Why is cooperation important in the classroom: Cooperative Practice
I love to introduce cooperation with a human knot activity. To complete the human knot, divide the students into two smaller groups (to make it easier for them) and then have them reach their hands into the middle and hold a hand with someone in the classroom and then take a different student’s hands. Once everyone has a hand, then the challenge is to work together to untangle the “knot”. Students will need a lot of prompting to listen to each other’s ideas and wait to try an idea until everyone’s had a chance to have their voice heard. After students finish the challenge, ask them to reflect on their experience. How did it feel to cooperate? Did everyone get to have their voice heard?
Another fun challenge is the numbers game. Students sit in a circle and the challenge is to say numbers 1-10 out loud (if they succeed, they can try to break the record of 10 and keep going!). Sounds easy, right? NO! This is incredibly challenging, because if two or more students say the number at the same time, then they lost the challenge and have to start over again at 1. After a few rounds of struggles, stop the group and ask them for ideas they have to complete the challenge. They can’t make up an order ahead of time, but they can discuss strategies to use. For example, put up a thumb when you want to say the number, or if you say one number you can’t say a second one, or raise your hand and whoever just said the number points to the next person to say a number. After a few rounds of trying a strategy, stop the class and ask them to reflect on how this challenge is going. I suggest stopping the class after this and then letting them know they can try again another day. Students tend to get frustrated when they aren’t finishing the challenge, and this is actually a good thing. It’s good to give them the opportunity to practice their growth mindset and learn that they can persevere through challenges and come back and try again. This is another reason why cooperation is important in the classroom!
One of the best reasons why cooperation is important in the classroom is it helps children play and work together! One of the ways to practice cooperation with children is to set up a cooperative play challenge. Pair children up with peers they don’t often play with. Then have them make a plan for their play (where and what will they play) and then once they both agree to their plan, they can go off and play together!
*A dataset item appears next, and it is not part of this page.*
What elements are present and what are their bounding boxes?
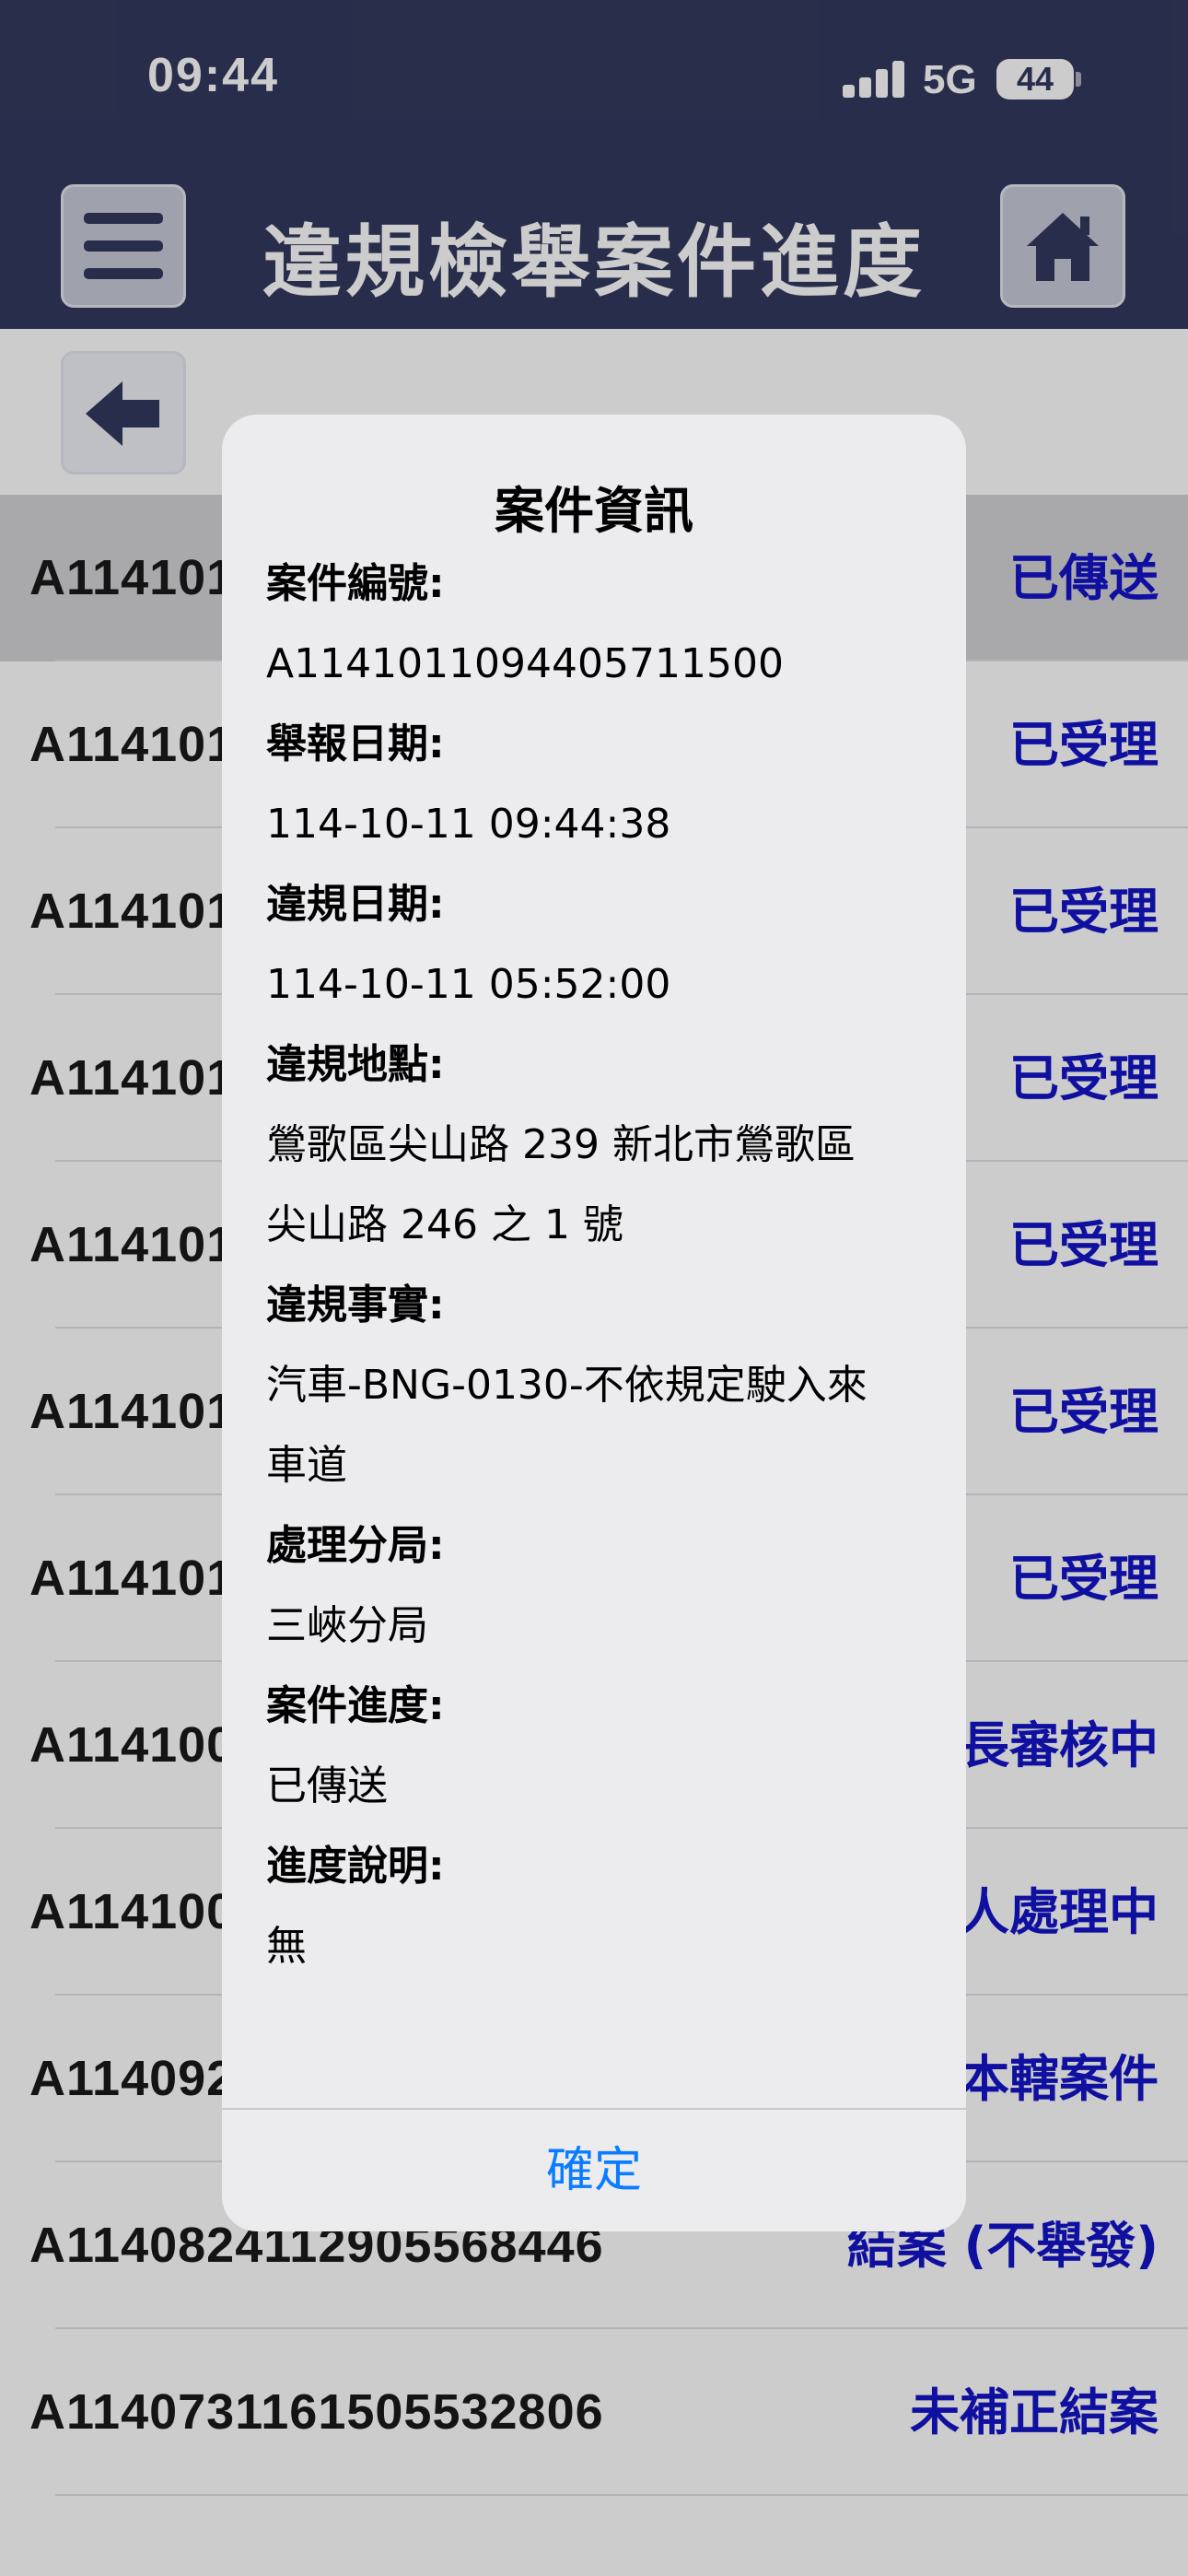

Remind students to continue to check-in with their peer and make sure everyone is getting their voice heard and everyone agrees to the plan. After 10-15 minutes, you can open up the play to choice partners. You will be surprised though to see how many students continue to play with their partners who they wouldn’t normally be choosing to play with! After teaching explicitly about cooperation I did this cooperative play challenge a lot with my students, and they loved it.
Cooperative board games
A final way to practice cooperation with students is to have them play cooperative board games. Board games teach children so much, but winning and losing are their own lessons to learn and focus on. I love using cooperative board games because the students have to work together to complete the challenge. I always have a few on hand in my classroom, but whenever we have a game day, I always learn of more! Check out my Amazon store for my favorite cooperative board games.
I hope now you understand why cooperation is important in the classroom. Cooperation teaches students how to work and play with others. When teaching about cooperation, make sure to teach your students strategies to ensure that everyone’s voice is heard, like by asking, “Is that ok with you?”. Have you tried out any of these practice opportunities? Which one was your favorite? Let me know in the comments!